As for adverbs, in English they only ever point to the word immediately following them (as far as I know). This is in contrast to adjectives, which can act several words away; hence the potential for ambiguity. For example, if we were to say “a truly beautiful old yellow house,” the adverb ‘truly’ applies to the adjective ‘beautiful’. If it were meant to apply to old, we might have said something like “a beautiful and truly old yellow house.”
Appendix: The Original Turkish Version
For a more modern version (that adds a complication but is better reflective of current language, consider this version (which is what I was actually about to text):
konser hazırlığı telaşı sonrası temizliği
konser hazırlık telaş sonra temizlik
All that I said above is true for this, except that ‘sonrası’ has been established as a commonly used noun, so we don’t add the suffix to it (again): We don’t say ‘sonrasısı’:
[1] A noun is a name for a thing, event, action, phenomenon, or idea. (I’m only saying this here because I’ve had adult native sepakers tell me they had no idea what ‘noun’, ‘verb’, etc. meant.)
[3] There are excellent ways to do so with inflection or gestures, which is why, I tihnk, this issue goes unnoticed by most people.
[4] This is correct without a hyphen.

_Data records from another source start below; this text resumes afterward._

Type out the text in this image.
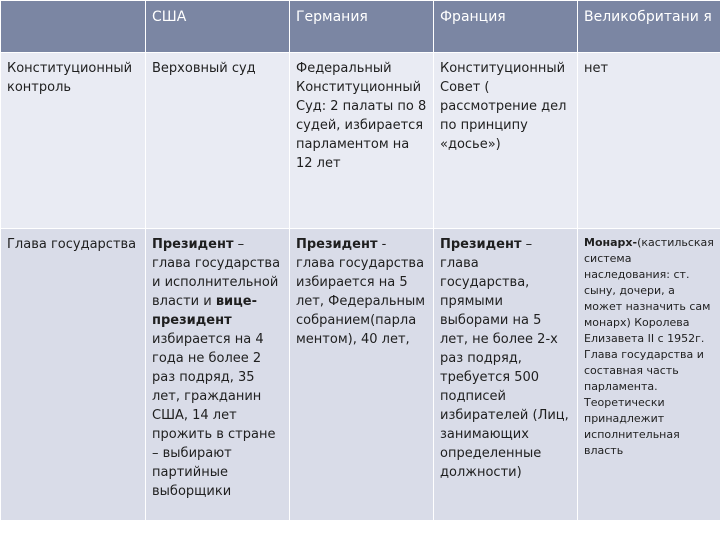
	США	Германия	Франция	Великобритани я
Конституционный контроль	Верховный суд	Федеральный Конституционный Суд: 2 палаты по 8 судей, избирается парламентом на 12 лет	Конституционный Совет ( рассмотрение дел по принципу «досье»)	нет
Глава государства	Президент – глава государства и исполнительной власти и вице-президент избирается на 4 года не более 2 раз подряд, 35 лет, гражданин США, 14 лет прожить в стране – выбирают партийные выборщики	Президент - глава государства избирается на 5 лет, Федеральным собранием(парла ментом), 40 лет,	Президент – глава государства, прямыми выборами на 5 лет, не более 2-х раз подряд, требуется 500 подписей избирателей (Лиц, занимающих определенные должности)	Монарх-(кастильская система наследования: ст. сыну, дочери, а может назначить сам монарх) Королева Елизавета II с 1952г. Глава государства и составная часть парламента. Теоретически принадлежит исполнительная власть
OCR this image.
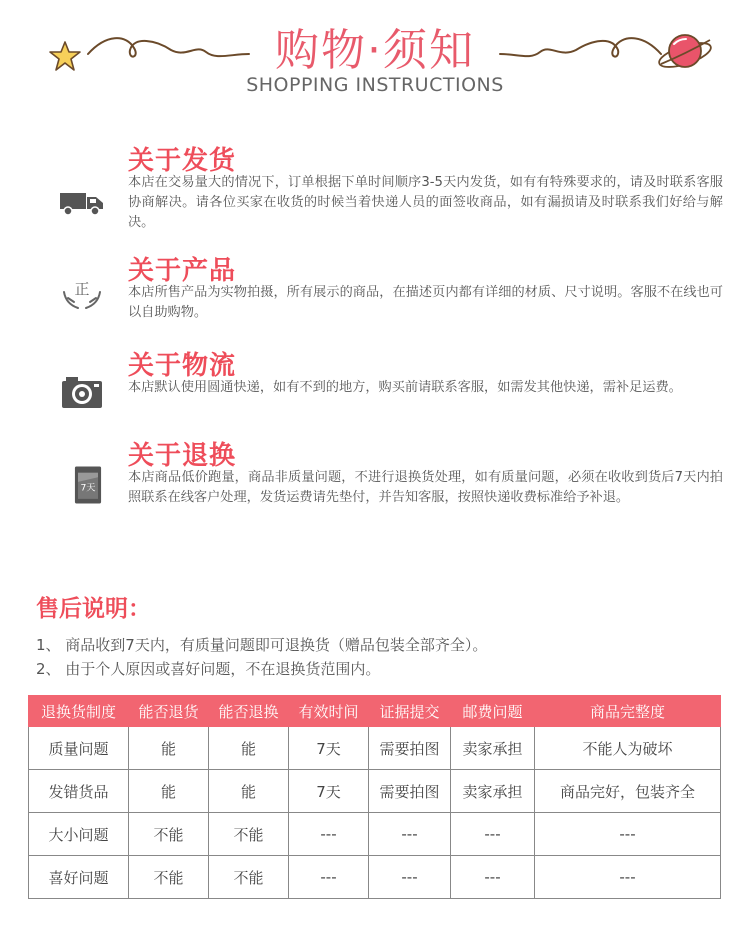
购物·须知
SHOPPING INSTRUCTIONS
关于发货
本店在交易量大的情况下，订单根据下单时间顺序3-5天内发货，如有有特殊要求的，请及时联系客服协商解决。请各位买家在收货的时候当着快递人员的面签收商品，如有漏损请及时联系我们好给与解决。
正
关于产品
本店所售产品为实物拍摄，所有展示的商品，在描述页内都有详细的材质、尺寸说明。客服不在线也可以自助购物。
关于物流
本店默认使用圆通快递，如有不到的地方，购买前请联系客服，如需发其他快递，需补足运费。
7天
关于退换
本店商品低价跑量，商品非质量问题，不进行退换货处理，如有质量问题，必须在收收到货后7天内拍照联系在线客户处理，发货运费请先垫付，并告知客服，按照快递收费标准给予补退。
售后说明：
1、 商品收到7天内，有质量问题即可退换货（赠品包装全部齐全）。
2、 由于个人原因或喜好问题，不在退换货范围内。
退换货制度	能否退货	能否退换	有效时间	证据提交	邮费问题	商品完整度
质量问题	能	能	7天	需要拍图	卖家承担	不能人为破坏
发错货品	能	能	7天	需要拍图	卖家承担	商品完好，包装齐全
大小问题	不能	不能	---	---	---	---
喜好问题	不能	不能	---	---	---	---
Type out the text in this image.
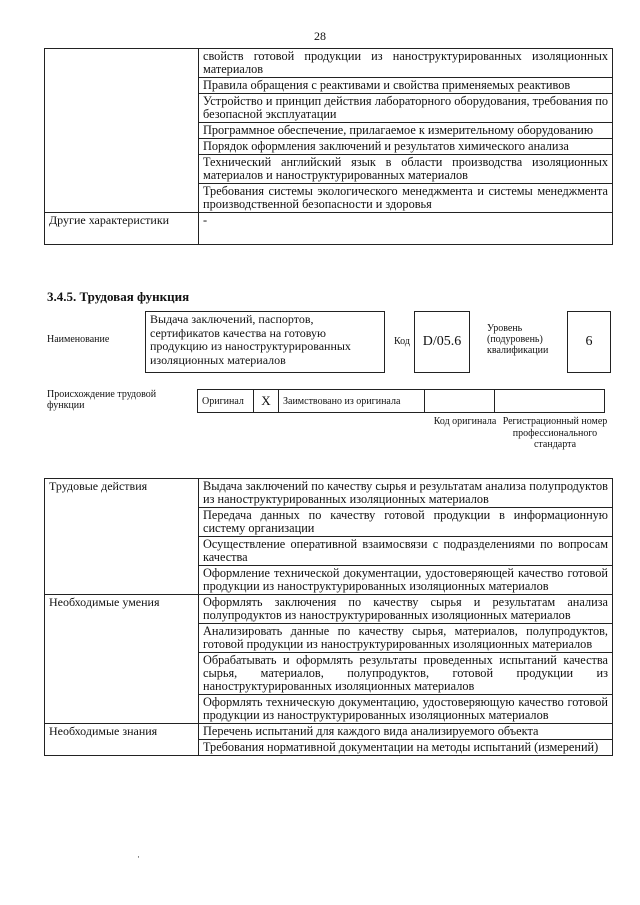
28
	свойств готовой продукции из наноструктурированных изоляционных материалов
	Правила обращения с реактивами и свойства применяемых реактивов
	Устройство и принцип действия лабораторного оборудования, требования по безопасной эксплуатации
	Программное обеспечение, прилагаемое к измерительному оборудованию
	Порядок оформления заключений и результатов химического анализа
	Технический английский язык в области производства изоляционных материалов и наноструктурированных материалов
	Требования системы экологического менеджмента и системы менеджмента производственной безопасности и здоровья
Другие характеристики	-
3.4.5. Трудовая функция
Наименование
Выдача заключений, паспортов, сертификатов качества на готовую продукцию из наноструктурированных изоляционных материалов
Код D/05.6
Уровень (подуровень) квалификации
6
Происхождение трудовой функции	Оригинал	X	Заимствовано из оригинала		
Код оригинала Регистрационный номер профессионального стандарта
Трудовые действия	Выдача заключений по качеству сырья и результатам анализа полупродуктов из наноструктурированных изоляционных материалов
	Передача данных по качеству готовой продукции в информационную систему организации
	Осуществление оперативной взаимосвязи с подразделениями по вопросам качества
	Оформление технической документации, удостоверяющей качество готовой продукции из наноструктурированных изоляционных материалов
Необходимые умения	Оформлять заключения по качеству сырья и результатам анализа полупродуктов из наноструктурированных изоляционных материалов
	Анализировать данные по качеству сырья, материалов, полупродуктов, готовой продукции из наноструктурированных изоляционных материалов
	Обрабатывать и оформлять результаты проведенных испытаний качества сырья, материалов, полупродуктов, готовой продукции из наноструктурированных изоляционных материалов
	Оформлять техническую документацию, удостоверяющую качество готовой продукции из наноструктурированных изоляционных материалов
Необходимые знания	Перечень испытаний для каждого вида анализируемого объекта
	Требования нормативной документации на методы испытаний (измерений)
·
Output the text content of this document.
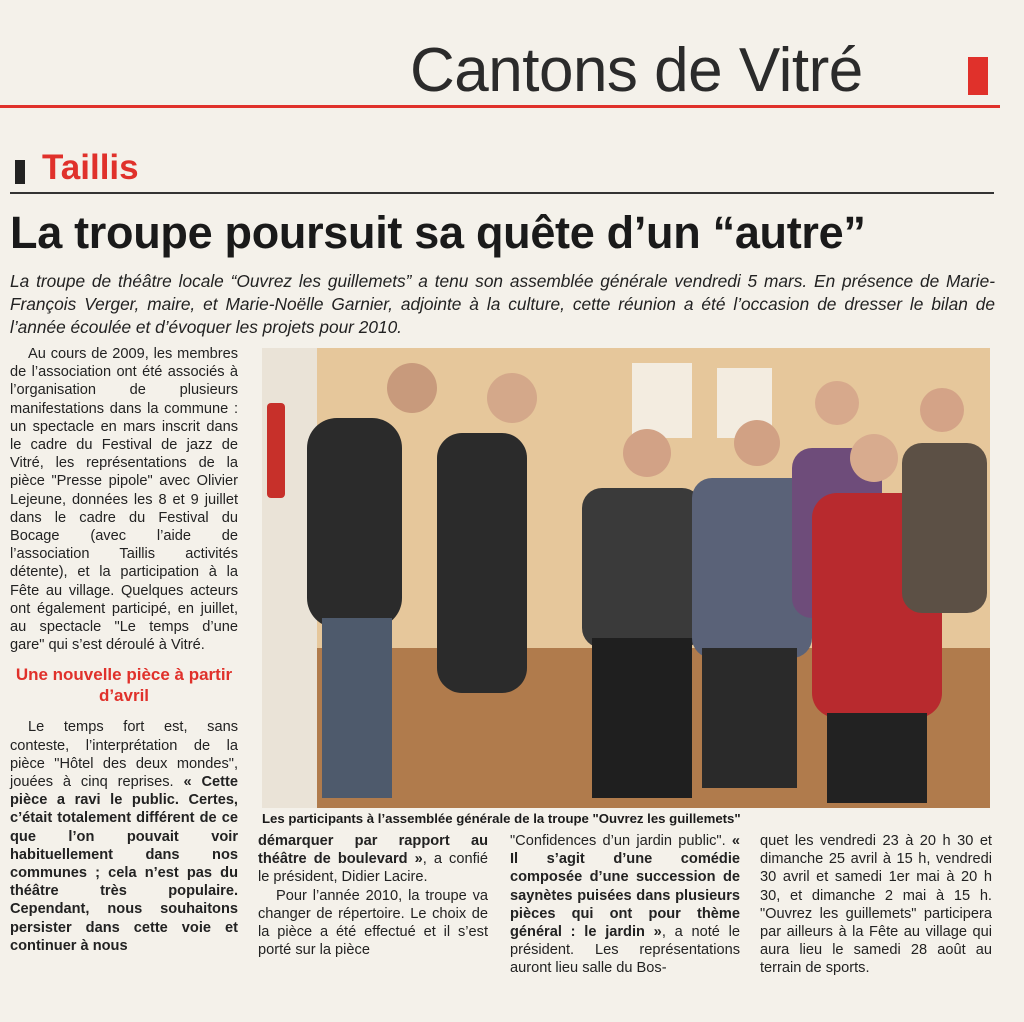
Cantons de Vitré
Taillis
La troupe poursuit sa quête d’un “autre”
La troupe de théâtre locale “Ouvrez les guillemets” a tenu son assemblée générale vendredi 5 mars. En présence de Marie-François Verger, maire, et Marie-Noëlle Garnier, adjointe à la culture, cette réunion a été l’occasion de dresser le bilan de l’année écoulée et d’évoquer les projets pour 2010.

Au cours de 2009, les membres de l’association ont été associés à l’organisation de plusieurs manifestations dans la commune : un spectacle en mars inscrit dans le cadre du Festival de jazz de Vitré, les représentations de la pièce "Presse pipole" avec Olivier Lejeune, données les 8 et 9 juillet dans le cadre du Festival du Bocage (avec l’aide de l’association Taillis activités détente), et la participation à la Fête au village. Quelques acteurs ont également participé, en juillet, au spectacle "Le temps d’une gare" qui s’est déroulé à Vitré.

Une nouvelle pièce à partir d’avril

Le temps fort est, sans conteste, l’interprétation de la pièce "Hôtel des deux mondes", jouées à cinq reprises. « Cette pièce a ravi le public. Certes, c’était totalement différent de ce que l’on pouvait voir habituellement dans nos communes ; cela n’est pas du théâtre très populaire. Cependant, nous souhaitons persister dans cette voie et continuer à nous

Les participants à l’assemblée générale de la troupe "Ouvrez les guillemets"

démarquer par rapport au théâtre de boulevard », a confié le président, Didier Lacire.

Pour l’année 2010, la troupe va changer de répertoire. Le choix de la pièce a été effectué et il s’est porté sur la pièce

"Confidences d’un jardin public". « Il s’agit d’une comédie composée d’une succession de saynètes puisées dans plusieurs pièces qui ont pour thème général : le jardin », a noté le président. Les représentations auront lieu salle du Bos-

quet les vendredi 23 à 20 h 30 et dimanche 25 avril à 15 h, vendredi 30 avril et samedi 1er mai à 20 h 30, et dimanche 2 mai à 15 h. "Ouvrez les guillemets" participera par ailleurs à la Fête au village qui aura lieu le samedi 28 août au terrain de sports.
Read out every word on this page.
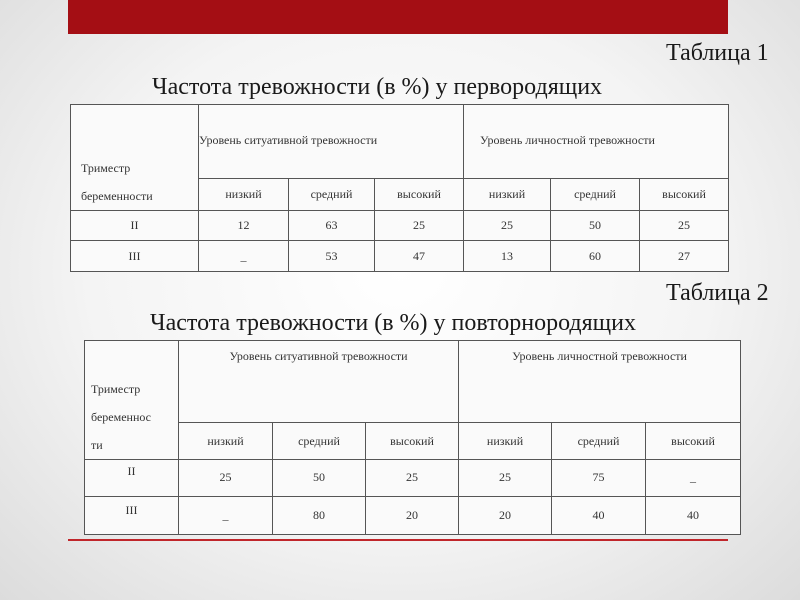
Таблица 1
Частота тревожности (в %) у первородящих
Триместр
беременности	Уровень ситуативной тревожности			Уровень личностной тревожности		
	низкий	средний	высокий	низкий	средний	высокий
II	12	63	25	25	50	25
III	_	53	47	13	60	27
Таблица 2
Частота тревожности (в %) у повторнородящих
Триместр
беременнос
ти	Уровень ситуативной тревожности			Уровень личностной тревожности		
	низкий	средний	высокий	низкий	средний	высокий
II	25	50	25	25	75	_
III	_	80	20	20	40	40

It’s not supposed to be “correctly-written” because adverbs do not get hyphens, becausethey don’t need them: adverbs in English can only point at the immediately following word, something too many native speakers of English wrongly assume about other compound modifiers).
[5] Yes, I know; that’s far too many words for anyone to use in the 21st century. I wish my middle-school English teachers ruled the world, by which I mean ruthlessly oversaw the development of the Internet and all software.
[6] false positives, true positives, etc.; two-terminal passive devices; modus ponens, modus tollens, and fallacies; US politics (abortion vs. the death penalty); and much more—just about everything, really.